Hayden picks up Brayden in the same way I did before, but with considerably less effort, when I remember why we were in such a hurry in the first place. 

"Wait!" I say, but a second too late. 

As soon as he opens the cafeteria door, he and Brayden get snatched away by a dark figure passing by, followed by a burst of maniacal laughter. 

"I got your friend now, Okayden!" says a disembodied voice that sounds so generically female that I thought I was in a supermarket when an employee says the discounts of the day. "If you want them alive, come fight me like a man! Or marry me, whichever goes first." 

Oh, shit. The vampire/werewolf lady got them both! 

"You let Leigh-Leigh in?
She's my PCL, you big fool,
They are fucked! Fucked!
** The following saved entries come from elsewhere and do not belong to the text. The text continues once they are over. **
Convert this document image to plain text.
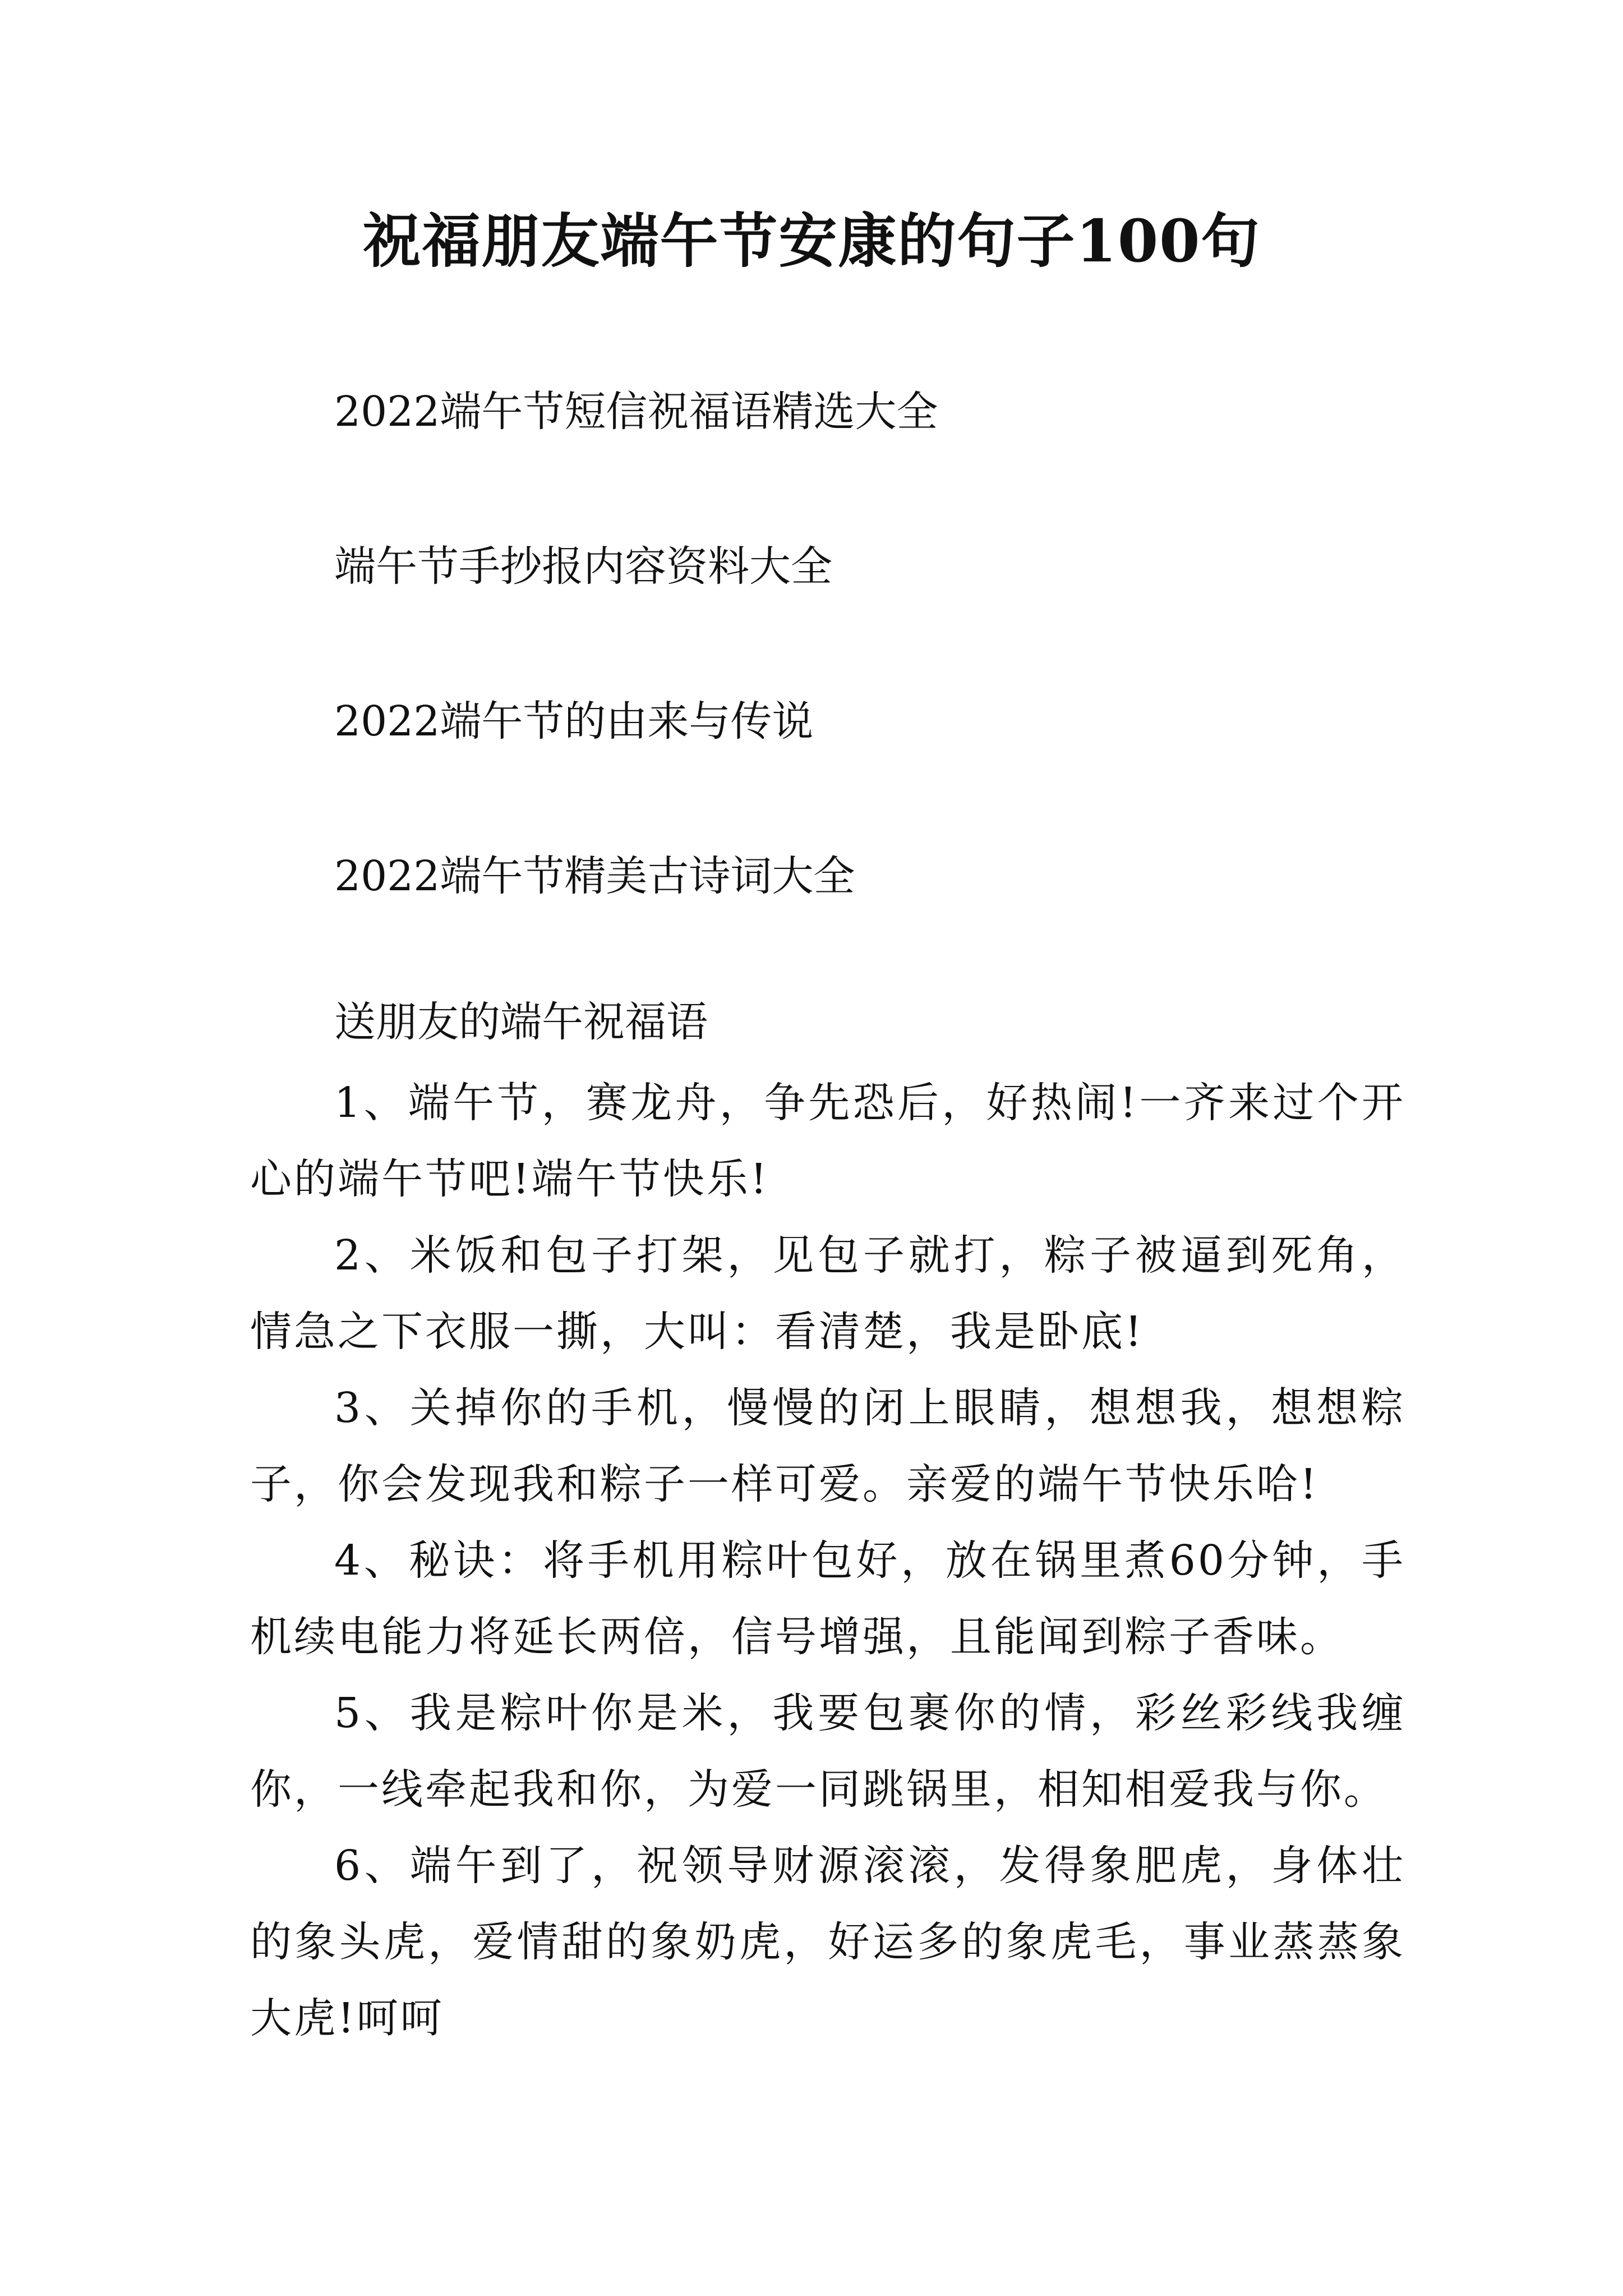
祝福朋友端午节安康的句子100句
2022端午节短信祝福语精选大全
端午节手抄报内容资料大全
2022端午节的由来与传说
2022端午节精美古诗词大全
送朋友的端午祝福语

1、端午节，赛龙舟，争先恐后，好热闹!一齐来过个开心的端午节吧!端午节快乐!

2、米饭和包子打架，见包子就打，粽子被逼到死角，情急之下衣服一撕，大叫：看清楚，我是卧底!

3、关掉你的手机，慢慢的闭上眼睛，想想我，想想粽子，你会发现我和粽子一样可爱。亲爱的端午节快乐哈!

4、秘诀：将手机用粽叶包好，放在锅里煮60分钟，手机续电能力将延长两倍，信号增强，且能闻到粽子香味。

5、我是粽叶你是米，我要包裹你的情，彩丝彩线我缠你，一线牵起我和你，为爱一同跳锅里，相知相爱我与你。

6、端午到了，祝领导财源滚滚，发得象肥虎，身体壮的象头虎，爱情甜的象奶虎，好运多的象虎毛，事业蒸蒸象大虎!呵呵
Fucked!"

There should be a rule against repeating words in a haiku, but I don't care about that. I forgot to mention that on the get-go. I keep fucking things up. I knew I should've taken that weird foreshadowing a few chapters earlier and just gone home. Now I have to go all the way and save both of them. 

I really need to stop hanging out with these idiots. 

"What do we do now?" I ask Okayden. 

He closes his eyes for a moment, swaying back and forth, almost as if in a trance. Finally, after a few seconds, he opens his snout to lay some wisdom on me. 

"Hayden can fuck off,
Brayden, I don't know him well,
But fuck him as well."

Oh boy. This is gonna be a long night.